Ces ressources vitales sont destinées à consolider la gratuité des soins pour les femmes et les jeunes enfants, à intensifier les campagnes de vaccination régulières, à assurer la bonne tenue des examens nationaux et à subventionner la formation des éducateurs. L’objectif principal est de sauvegarder et de valoriser le capital humain, en portant une attention particulière aux segments les plus fragiles de la population burkinabè.

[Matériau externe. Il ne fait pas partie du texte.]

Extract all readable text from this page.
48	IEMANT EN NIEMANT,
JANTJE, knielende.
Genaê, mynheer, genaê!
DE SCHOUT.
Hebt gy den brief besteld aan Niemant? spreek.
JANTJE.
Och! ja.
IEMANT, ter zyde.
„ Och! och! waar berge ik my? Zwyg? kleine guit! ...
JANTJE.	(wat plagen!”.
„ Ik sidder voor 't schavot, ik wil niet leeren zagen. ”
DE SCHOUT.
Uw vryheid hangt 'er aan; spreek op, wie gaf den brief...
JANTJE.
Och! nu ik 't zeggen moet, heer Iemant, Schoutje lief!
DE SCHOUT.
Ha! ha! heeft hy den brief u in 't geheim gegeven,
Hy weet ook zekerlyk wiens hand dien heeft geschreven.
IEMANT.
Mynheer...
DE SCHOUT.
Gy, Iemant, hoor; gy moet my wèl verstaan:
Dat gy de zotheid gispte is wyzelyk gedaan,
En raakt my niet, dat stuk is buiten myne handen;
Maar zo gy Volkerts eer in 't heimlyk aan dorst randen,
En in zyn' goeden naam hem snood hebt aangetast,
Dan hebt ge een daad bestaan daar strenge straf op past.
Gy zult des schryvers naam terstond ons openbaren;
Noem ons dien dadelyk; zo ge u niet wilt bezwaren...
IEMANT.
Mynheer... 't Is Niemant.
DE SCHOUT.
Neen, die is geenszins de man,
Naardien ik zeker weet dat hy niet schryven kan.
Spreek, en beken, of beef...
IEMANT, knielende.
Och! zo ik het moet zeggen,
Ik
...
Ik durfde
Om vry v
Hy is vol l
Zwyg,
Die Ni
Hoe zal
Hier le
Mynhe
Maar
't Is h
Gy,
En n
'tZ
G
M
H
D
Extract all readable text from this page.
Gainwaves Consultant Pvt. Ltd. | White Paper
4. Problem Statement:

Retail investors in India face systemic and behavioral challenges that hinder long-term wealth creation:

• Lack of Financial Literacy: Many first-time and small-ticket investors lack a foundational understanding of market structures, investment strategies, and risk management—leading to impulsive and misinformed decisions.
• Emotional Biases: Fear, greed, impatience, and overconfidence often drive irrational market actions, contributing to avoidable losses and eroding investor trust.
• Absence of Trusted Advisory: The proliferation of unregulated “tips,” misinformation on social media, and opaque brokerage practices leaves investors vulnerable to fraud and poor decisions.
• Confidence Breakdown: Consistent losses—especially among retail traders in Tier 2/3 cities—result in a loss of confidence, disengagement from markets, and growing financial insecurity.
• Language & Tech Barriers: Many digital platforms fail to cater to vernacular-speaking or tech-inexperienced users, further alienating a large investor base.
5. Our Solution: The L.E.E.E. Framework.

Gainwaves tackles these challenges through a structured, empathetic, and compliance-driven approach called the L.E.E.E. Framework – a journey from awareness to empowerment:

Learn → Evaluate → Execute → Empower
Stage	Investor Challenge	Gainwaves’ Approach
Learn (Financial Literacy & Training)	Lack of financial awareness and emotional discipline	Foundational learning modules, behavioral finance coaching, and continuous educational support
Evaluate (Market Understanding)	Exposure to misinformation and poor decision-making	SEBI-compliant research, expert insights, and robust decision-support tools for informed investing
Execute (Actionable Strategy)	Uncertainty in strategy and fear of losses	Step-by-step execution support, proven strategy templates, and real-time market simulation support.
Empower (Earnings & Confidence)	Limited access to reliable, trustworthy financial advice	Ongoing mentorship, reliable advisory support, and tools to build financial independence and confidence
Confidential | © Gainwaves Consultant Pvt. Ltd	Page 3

Lancé en septembre 2024, le projet a déjà produit des avancées notables. Dans le domaine de la santé, plus de 16 millions de consultations médicales gratuites ont été offertes aux femmes et aux enfants de moins de cinq ans, et 1,13 million d’enfants ont bénéficié de vaccinations. Parallèlement, le taux de remboursement des dépenses liées à la gratuité des services sanitaires a progressé significativement, passant de 75 % en 2023 à 82 % fin 2024, marquant une amélioration concrète de l’efficacité.
Quant au secteur éducatif, le projet a facilité l’organisation de neuf sessions d’examens nationaux, enregistrant un taux de participation impressionnant de 98 %. Il a également permis la certification de 99,8 % des enseignants et la distribution de 69 000 kits pédagogiques, contribuant ainsi à l’amélioration de la qualité de l’enseignement.
« L’apport du capital humain au développement national est incontestable. Ce financement additionnel est un levier puissant pour les initiatives gouvernementales visant à préserver et à enrichir ce capital, pilier essentiel de la croissance économique et du progrès social au Burkina Faso », a souligné Hamoud Abdel Wedoud Kamil, le représentant résident de la Banque mondiale au Burkina Faso.
Soutenu par l’Association internationale de développement (IDA), le Projet de protection du capital humain s’inscrit parfaitement dans la stratégie régionale de la Banque mondiale pour l’Afrique de l’Ouest et du Centre (2021–2025), axée sur le renforcement des institutions de prestation de services. Il est également en harmonie avec le Cadre de partenariat-pays spécifique au Burkina Faso.
« Cet apport financier supplémentaire est crucial pour pérenniser les succès obtenus dans les secteurs de l’éducation et de la santé, qui ont été lourdement impactés par la crise sécuritaire. Il garantira aux citoyens, y compris aux personnes déplacées internes, un accès continu et amélioré aux services sociaux de base essentiels », ont affirmé Ousmane Deme, spécialiste principal du secteur public, et Daniel Pajank, économiste senior, tous deux responsables du projet à la Banque mondiale.